Une décision doublement intéressante de la Cour administrative d’appel de Nancy

La Cour confirme les deux motifs du refus d’autorisation d’un projet éolien par le Préfet de la Haute-Marne, refus déjà confirmé le tribunal administratif.

-Nécessité de faire une demande de dérogation si une espèce protégée est menacée par le projet :

La cour affirme l’obligation pour le promoteur de déposer une demande de dérogation alors qu’un axe de passage post-nuptial de milans royaux était situé au-dessus de l’aire d’implantation des éoliennes. Les mesures d’évitement ou de réduction d’impact prévues par le promoteur ne le dispensaient pas de demander cette dérogation.

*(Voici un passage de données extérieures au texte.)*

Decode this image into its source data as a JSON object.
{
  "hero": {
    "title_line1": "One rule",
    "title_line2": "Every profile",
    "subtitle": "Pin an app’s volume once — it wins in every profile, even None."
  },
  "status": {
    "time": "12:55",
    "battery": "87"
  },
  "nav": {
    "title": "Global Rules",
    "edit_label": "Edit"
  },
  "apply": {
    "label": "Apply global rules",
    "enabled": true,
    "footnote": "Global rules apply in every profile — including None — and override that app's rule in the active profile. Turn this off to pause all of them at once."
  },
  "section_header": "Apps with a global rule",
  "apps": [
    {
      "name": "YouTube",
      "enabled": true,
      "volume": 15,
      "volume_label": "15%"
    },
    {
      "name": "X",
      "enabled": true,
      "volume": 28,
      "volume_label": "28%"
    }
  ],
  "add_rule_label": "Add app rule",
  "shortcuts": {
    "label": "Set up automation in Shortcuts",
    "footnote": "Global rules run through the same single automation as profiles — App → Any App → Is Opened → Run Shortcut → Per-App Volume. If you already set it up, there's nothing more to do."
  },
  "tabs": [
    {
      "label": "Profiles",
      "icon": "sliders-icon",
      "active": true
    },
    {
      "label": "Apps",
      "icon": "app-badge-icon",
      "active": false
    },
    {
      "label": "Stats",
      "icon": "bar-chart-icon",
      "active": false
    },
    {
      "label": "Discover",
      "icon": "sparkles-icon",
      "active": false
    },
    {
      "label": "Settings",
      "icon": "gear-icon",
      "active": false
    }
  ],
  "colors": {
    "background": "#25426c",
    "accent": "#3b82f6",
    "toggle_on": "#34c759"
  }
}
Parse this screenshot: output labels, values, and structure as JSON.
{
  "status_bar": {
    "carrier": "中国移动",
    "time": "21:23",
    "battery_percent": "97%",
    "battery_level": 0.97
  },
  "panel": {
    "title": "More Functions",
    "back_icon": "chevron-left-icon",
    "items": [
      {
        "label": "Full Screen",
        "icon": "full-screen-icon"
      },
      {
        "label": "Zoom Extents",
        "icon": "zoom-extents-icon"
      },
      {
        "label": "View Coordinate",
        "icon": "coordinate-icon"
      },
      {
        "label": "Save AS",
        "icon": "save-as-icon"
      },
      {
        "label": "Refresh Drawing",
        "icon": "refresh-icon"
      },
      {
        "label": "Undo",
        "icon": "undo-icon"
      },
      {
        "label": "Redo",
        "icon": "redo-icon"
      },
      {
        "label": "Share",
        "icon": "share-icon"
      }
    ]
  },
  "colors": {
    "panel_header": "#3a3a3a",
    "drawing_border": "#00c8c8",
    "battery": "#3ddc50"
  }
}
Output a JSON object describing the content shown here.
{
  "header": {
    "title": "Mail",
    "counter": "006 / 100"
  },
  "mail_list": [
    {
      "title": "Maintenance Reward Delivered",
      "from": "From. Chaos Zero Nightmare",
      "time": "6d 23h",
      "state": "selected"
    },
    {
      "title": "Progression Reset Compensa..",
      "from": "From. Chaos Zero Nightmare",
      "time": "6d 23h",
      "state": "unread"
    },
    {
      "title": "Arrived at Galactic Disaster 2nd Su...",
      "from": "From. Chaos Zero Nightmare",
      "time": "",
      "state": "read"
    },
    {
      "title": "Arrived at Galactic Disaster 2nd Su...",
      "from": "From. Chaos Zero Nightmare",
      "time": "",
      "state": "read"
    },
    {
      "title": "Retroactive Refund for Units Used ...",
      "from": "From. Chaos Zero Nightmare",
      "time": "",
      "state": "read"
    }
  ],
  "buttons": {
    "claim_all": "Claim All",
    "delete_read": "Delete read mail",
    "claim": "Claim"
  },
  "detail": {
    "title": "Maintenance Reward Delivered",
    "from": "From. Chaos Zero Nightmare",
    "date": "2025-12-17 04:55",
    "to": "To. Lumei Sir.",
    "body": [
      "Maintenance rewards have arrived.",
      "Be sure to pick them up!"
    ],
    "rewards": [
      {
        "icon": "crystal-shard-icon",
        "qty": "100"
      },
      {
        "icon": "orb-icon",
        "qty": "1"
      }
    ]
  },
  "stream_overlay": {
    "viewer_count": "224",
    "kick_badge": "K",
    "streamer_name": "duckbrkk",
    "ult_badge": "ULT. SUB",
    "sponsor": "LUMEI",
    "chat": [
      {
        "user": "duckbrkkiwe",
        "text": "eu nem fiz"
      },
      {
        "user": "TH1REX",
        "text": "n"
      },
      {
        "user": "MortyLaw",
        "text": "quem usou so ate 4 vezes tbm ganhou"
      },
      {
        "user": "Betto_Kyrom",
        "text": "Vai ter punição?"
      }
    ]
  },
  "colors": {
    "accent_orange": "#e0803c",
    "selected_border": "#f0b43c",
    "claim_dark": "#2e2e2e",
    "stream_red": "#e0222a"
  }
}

– Nécessité de réaliser des études sur la vulnérabilité des captages d’eau situés dans la zone concernée par les éoliennes :

La cour a confirmé l’insuffisance des études produites par le promoteur sur la vulnérabilité des captages d’eau destinés à la consommation humaine par rapport à la présence d’éoliennes. L’étude hydrogéologique complémentaire imposée par le préfet au promoteur n’a concerné que deux éoliennes sur les quatre prévues.

En refusant le projet, le préfet n’a pas commis d’erreur d’appréciation.